Le film d’ouverture d’un festival est rarement le meilleur présage de la qualité de sa sélection. Le nouveau film d’Alejandro González Iñárritu (cinéaste qu’on voit plus souvent hanter le festival de Cannes que la Mostra de Venise) ne fait pas exception. A priori, son sujet pourrait laisser attendre une certaine légèreté par rapport aux étouffe-chrétiens précédents du réalisateur de Babel. Cependant, le plus prometteur du pitch est épuisé au bout de vingt minutes (le film dure deux heures) : un ancien acteur hollywoodien, rendu célèbre pour son interprétation d’un super-héros dans les années 1990, a changé radicalement de carrière, et prépare sa première à Broadway comme metteur en scène d’une pièce adaptée d’une nouvelle de Raymond Carver. Une fois qu’un de ses comédiens, suite à un accident douteux, est remplacé par un autre, meilleur mais obsessionnel du « Method acting », Birdman trace sa route à travers tous, absolument tous les clichés sur les thèmes que brasse son scénario : les répétitions de pièces/films qui se détraquent ; les anciennes gloires narcissiques, alcooliques, mauvais pères, has-been incapables de tourner la page ; la cohorte d’egos incompatibles, de névrosés, de profiteurs, d’hystériques, d’épaves humaines qui gravitent dans ce milieu ; l’art, sa vanité, la vanité de sa critique, surtout à New York ; les « quinze minutes de gloire » warholiennes accessibles à tout un chacun via les réseaux sociaux ; etc.

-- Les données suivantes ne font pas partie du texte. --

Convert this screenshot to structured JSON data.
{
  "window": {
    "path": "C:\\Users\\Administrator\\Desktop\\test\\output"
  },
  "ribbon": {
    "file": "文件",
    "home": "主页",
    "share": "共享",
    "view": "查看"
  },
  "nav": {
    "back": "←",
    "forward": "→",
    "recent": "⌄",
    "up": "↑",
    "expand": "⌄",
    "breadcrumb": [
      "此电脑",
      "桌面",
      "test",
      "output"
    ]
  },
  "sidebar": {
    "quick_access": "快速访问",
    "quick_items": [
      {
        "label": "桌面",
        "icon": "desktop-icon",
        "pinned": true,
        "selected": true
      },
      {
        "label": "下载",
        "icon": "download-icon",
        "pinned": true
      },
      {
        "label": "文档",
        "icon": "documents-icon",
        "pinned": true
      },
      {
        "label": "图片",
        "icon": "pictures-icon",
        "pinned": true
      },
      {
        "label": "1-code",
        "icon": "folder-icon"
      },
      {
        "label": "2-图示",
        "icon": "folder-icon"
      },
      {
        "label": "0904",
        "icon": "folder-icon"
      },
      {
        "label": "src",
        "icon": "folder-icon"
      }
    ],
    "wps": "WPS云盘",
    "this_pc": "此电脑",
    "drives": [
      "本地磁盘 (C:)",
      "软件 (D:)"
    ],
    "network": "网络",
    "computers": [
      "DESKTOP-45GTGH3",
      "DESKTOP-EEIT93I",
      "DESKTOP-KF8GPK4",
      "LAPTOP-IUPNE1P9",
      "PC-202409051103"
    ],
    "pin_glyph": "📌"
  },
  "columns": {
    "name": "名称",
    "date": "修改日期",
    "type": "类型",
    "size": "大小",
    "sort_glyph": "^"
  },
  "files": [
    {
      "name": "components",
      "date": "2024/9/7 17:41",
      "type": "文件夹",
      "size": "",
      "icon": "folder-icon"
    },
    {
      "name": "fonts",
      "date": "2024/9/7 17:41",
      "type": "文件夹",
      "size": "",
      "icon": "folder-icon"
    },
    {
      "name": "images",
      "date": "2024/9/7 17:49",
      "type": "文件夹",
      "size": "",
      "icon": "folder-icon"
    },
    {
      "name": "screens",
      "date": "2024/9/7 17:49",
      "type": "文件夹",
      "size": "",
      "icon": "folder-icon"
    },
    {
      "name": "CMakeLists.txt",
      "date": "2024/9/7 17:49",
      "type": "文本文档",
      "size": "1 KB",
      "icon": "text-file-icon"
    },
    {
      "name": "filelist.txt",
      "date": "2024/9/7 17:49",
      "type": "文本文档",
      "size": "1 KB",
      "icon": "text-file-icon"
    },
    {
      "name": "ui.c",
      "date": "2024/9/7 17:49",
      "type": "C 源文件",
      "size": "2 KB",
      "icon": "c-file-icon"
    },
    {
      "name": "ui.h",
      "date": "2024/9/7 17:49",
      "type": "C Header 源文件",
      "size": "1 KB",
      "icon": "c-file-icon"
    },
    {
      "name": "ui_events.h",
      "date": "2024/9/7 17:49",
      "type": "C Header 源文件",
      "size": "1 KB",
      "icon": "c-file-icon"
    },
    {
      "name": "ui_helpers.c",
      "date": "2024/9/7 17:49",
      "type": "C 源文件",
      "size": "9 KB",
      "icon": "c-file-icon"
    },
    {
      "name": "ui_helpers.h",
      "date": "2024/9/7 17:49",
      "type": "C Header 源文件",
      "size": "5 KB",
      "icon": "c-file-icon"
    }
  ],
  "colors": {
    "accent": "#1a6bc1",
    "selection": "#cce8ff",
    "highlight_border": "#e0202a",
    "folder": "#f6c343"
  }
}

Iñárritu fait ce qu’il peut pour rendre intéressant ce tombereau de lieux communs. Il fait mine de second degré en marge de l’intrigue, donnant le rôle de l’ex-Birdman à Michael Keaton (l’ex-Batman de Tim Burton) et celui du pénible « Method actor » à Edward Norton (dont la réputation est assez similaire) pour jouer à la réflexivité avec le réel, saupoudrant le tout d’un peu de name-dropping d’intention ironique sur le show-business (les productions Marvel, les Transformers, Ryan Gosling, Justin Bieber… tout y passe). Il cherche à intriguer en agitant des questions dont il se moque, au fond, de la réponse (l’ancien interprète de Birdman serait-il un vrai super-héros, ou juste un lunatique obsédé par son personnage qui lui parle dans sa tête ?). En bref, il se livre à la seule chose à laquelle sa trajectoire de cinéaste semble l’avoir voué : singer l’auteur surplombant qui aurait quelque chose à dire à travers une petite cuisine de situations typiques, où les grands mouvements d’appareil dessineraient une œuvre pleine de chair et d’âme, là où, en observant avec un minimum d’attention, on ne découvre qu’un grand espace vide.
Labyrinthe truqué
Birdman brasse avec ses grandes ailes un tel volume de néant qu’on en oublierait presque le truc formel par lequel il signale la présence d’un auteur présumé. Le film se passe de presque tout raccord cut apparent, ce qui crée des faux plans-séquences où la caméra fait mine d’être constamment en mouvement à la remorque d’un personnage, à travers les couloirs, les pièces encombrées, les rues, les toits. À sa décharge, le procédé, déjà usé et surtout dans les festivals, tient cependant moins de l’esbroufe qu’ailleurs : certaines ellipses temporelles (perceptibles par le changement progressif de lumière) rendent évident que des séquences existent au sein d’un faux plan-séquence. Cela génère de longues « sections » établissant dans chacune d’elles un semblant d’unité de l’espace, mais où le temps peut se montrer pour le moins élastique. Mais de ce principe esthétique, de ce rapport à l’espace et au temps, Iñárritu ne tire absolument rien d’autre qu’une attraction foraine, se contentant de semer sur le passage de sa caméra quelques embûches à l’adresse de ses personnages, pour bien signifier à quel point son procédé est pour eux un labyrinthe dont ils ne peuvent s’échapper que selon son bon plaisir — fût-ce en un hors-champ final instillant le suspense le plus grossièrement manipulateur. Il est vrai que des auteurs auto-proclamés aussi poseurs que celui-ci, quel que soit leur sujet, ont trop souvent besoin de victimes pour exercer leur petit pouvoir.